«Говорили, — вспоминает работу с Борисовым в Доме звукозаписи Владимир Малков, — что он „тяжелый человек“. А в чем — тяжелый? Мало кого подпускал к себе, огрызался. Но если он кого-то не подпускал, то потом, как правило, выяснялось, что человек того стоил — или обстоятельства были таковы. А если уж ты проходил у него „проверку“, общаться можно было спокойно. Мне с ним было легко. Пристроек и реверансов нам не потребовалось. Может быть, потому, что мы ничем другим, кроме дела, не занимались. У нас была встреча по конкретному делу — и очень мужские взаимоотношения. И мне кажется, что такой тип отношений он ценил».
К Борисову, однолюбу, прекрасному семьянину, даже прикоснуться не смели щупальца пошлости. Желтизна, привычная для театрально-киношного мира, обходила его за много верст, не находя даже малейшего повода, чтобы к нему «присоседиться»: даже желтенького мазка, штришочка в его жизни нельзя было обнаружить. Чужая воля, направленная против Борисова, распылялась, какой бы силой она ни обладала. Гордость Борисова, но не гордыня, которой обычно чуждо чувство собственного достоинства, раздражала, поскольку демонстрировала другим, по выражению театроведа Натальи Казьминой, «их обыденность и обыкновенность».
Попытки представить Борисова в негативном свете, конечно же, были. Один из киевских театральных деятелей, с которым Борисов даже не был знаком, поведал, например, в прессе бредовую, мягко говоря, информацию, связанную с гастролями БДТ в Аргентине в 1981 году. Олег Иванович будто бы заставил Товстоногова взять себя в Аргентину вместо какого-то молодого артиста, который должен был там играть, и из Буэнос-Айреса звонил в Ленинградский обком партии и рассказывал о том, как плохо театр проводит гастроли.

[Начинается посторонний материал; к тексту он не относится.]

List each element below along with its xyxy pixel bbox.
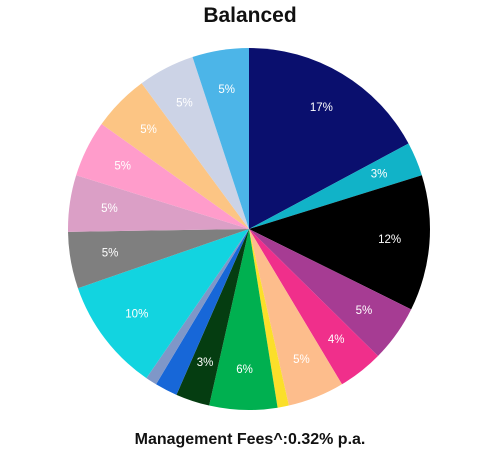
pie-slice-11 xyxy=(146,229,249,385)
pie-slice-2 xyxy=(249,143,422,229)
pie-slice-17 xyxy=(141,57,249,229)
pie-slice-1 xyxy=(249,48,409,229)
pie-slice-6 xyxy=(249,229,342,406)
pie-slice-5 xyxy=(249,229,378,385)
pie-slice-10 xyxy=(156,229,249,395)
pie-slice-label-4: 5% xyxy=(356,305,373,317)
pie-slice-label-17: 5% xyxy=(176,98,193,110)
pie-slice-label-18: 5% xyxy=(218,84,235,96)
pie-slice-3 xyxy=(249,175,431,310)
pie-slice-label-5: 4% xyxy=(328,334,345,346)
pie-slice-12 xyxy=(77,229,249,379)
pie-slice-15 xyxy=(76,124,249,229)
pie-slice-label-13: 5% xyxy=(102,248,119,260)
pie-slice-13 xyxy=(68,229,250,289)
pie-slice-4 xyxy=(249,229,412,356)
pie-slice-7 xyxy=(249,229,289,408)
pie-slices xyxy=(67,48,431,411)
pie-slice-16 xyxy=(101,83,249,229)
pie-slice-label-16: 5% xyxy=(140,124,157,136)
pie-slice-18 xyxy=(192,48,249,229)
pie-slice-labels: 17% 3% 12% 5% 4% 5% 6% 3% 10% 5% 5% 5% 5% 5% 5% xyxy=(101,84,401,376)
pie-slice-label-8: 6% xyxy=(236,364,253,376)
pie-slice-label-6: 5% xyxy=(293,354,310,366)
pie-slice-label-1: 17% xyxy=(310,102,333,114)
pie-slice-label-9: 3% xyxy=(197,357,214,369)
pie-slice-9 xyxy=(176,229,249,406)
pie-slice-8 xyxy=(209,229,278,411)
pie-slice-label-15: 5% xyxy=(114,160,131,172)
pie-slice-14 xyxy=(67,175,249,232)
management-fees-note: Management Fees^:0.32% p.a. xyxy=(134,431,366,448)
pie-slice-label-3: 12% xyxy=(378,234,401,246)
pie-slice-label-2: 3% xyxy=(371,169,388,181)
pie-slice-label-14: 5% xyxy=(101,203,118,215)
chart-title: Balanced xyxy=(203,4,297,27)
pie-slice-label-12: 10% xyxy=(125,308,148,320)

Начать, во-первых, следует с того, что в Аргентину поехали два спектакля БДТ — «Ханума» и «История лошади». Во время аргентинских показов «Ханумы» Товстоногов отправил в массовку — одна только сцена в городской бане чего стоит! — звезд: Борисова, Кирилла Лаврова и Евгения Лебедева, и троица, обычно в спектакле этом не задействованная, изрядно на сцене повеселилась. «Стриж (Стржельчик. —
И только в воспаленном мозгу (это — во-вторых) могла родиться история о том, что Борисов звонил в обком КПСС и докладывал о «плохих» гастролях. В театральной делегации, побывавшей с 19 апреля по 10 мая 1981 года в Аргентине, было кому звонить в «центр». Возглавлял ее заведующий отделом торговли то ли Ленинградского горкома КПСС, то ли обкома партии Николай Букин. Он — по мере необходимости — мог осуществлять связь со своим руководством через тогдашнего посла СССР в Аргентине Сергея Стриганова.
Был, разумеется, в делегации и «искусствовед в штатском» — без них не обходился ни один выезд театральных коллективов и спортивных команд за рубеж. И он сообщал «куда надо» то, что хотел сообщить — в письменной форме и, если срочно, по телефону, предоставленному в его распоряжение работавшими под крышей посольства коллегами этого «искусствоведа» из КГБ.
Оказался БДТ в Аргентине в пасхальные дни. «„Христос воскресе!“ — говорит Б., прикрепленный к нам „инструктор“, попросту говоря, „стукач“, когда мы с Пустохиным выходим из гостиницы, — записал в дневнике Олег Иванович. „Воистину воскресе!“ — отвечаю с гордостью».
Борисов взял с собой в Аргентину письмо, чтобы отправить его в Америку проживающей там другу их семьи Шевелевой. Никому, понятно, он его не показывал. Конверт жег карман пиджака. Поиски почты затянулись. «Как чувствовал — это будет непросто, — вспоминал Олег Иванович. — Сева Кузнецов спрашивает: „Ты что-то ищешь?“ Действительно, у каждого дома останавливаюсь, думаю: почта! а это — банк или какой-нибудь „Эл самовар де Распутин“. Говорю Севке: „Ты в гостиницу иди, я еще погуляю“. Наконец нашел методом исключения. Дышу неровно. Объясняю с трудом, чего мне нужно. Марку покупаю. Мне пальцами показывают, в какое окно. А тут Б. — как из-под земли вырастает. Газеты покупал. „Кажется, он меня только сейчас заметил, — начал прикидывать я, — значит, как покупал марку — не видел. А если и видел, то что? Письмa-то я из кармана здесь не вынимал!“ Объясняю Б., что домой хотел весточку. Он меня под руку: „Мы скорее в Ленинград вернемся, чем дойдет твое письмо“. Быстро перевожу разговор на другую тему… Кажется, он ни о чем не догадался. Зато я теперь знаю, где почта, и марка уже есть, и на что наклеивать».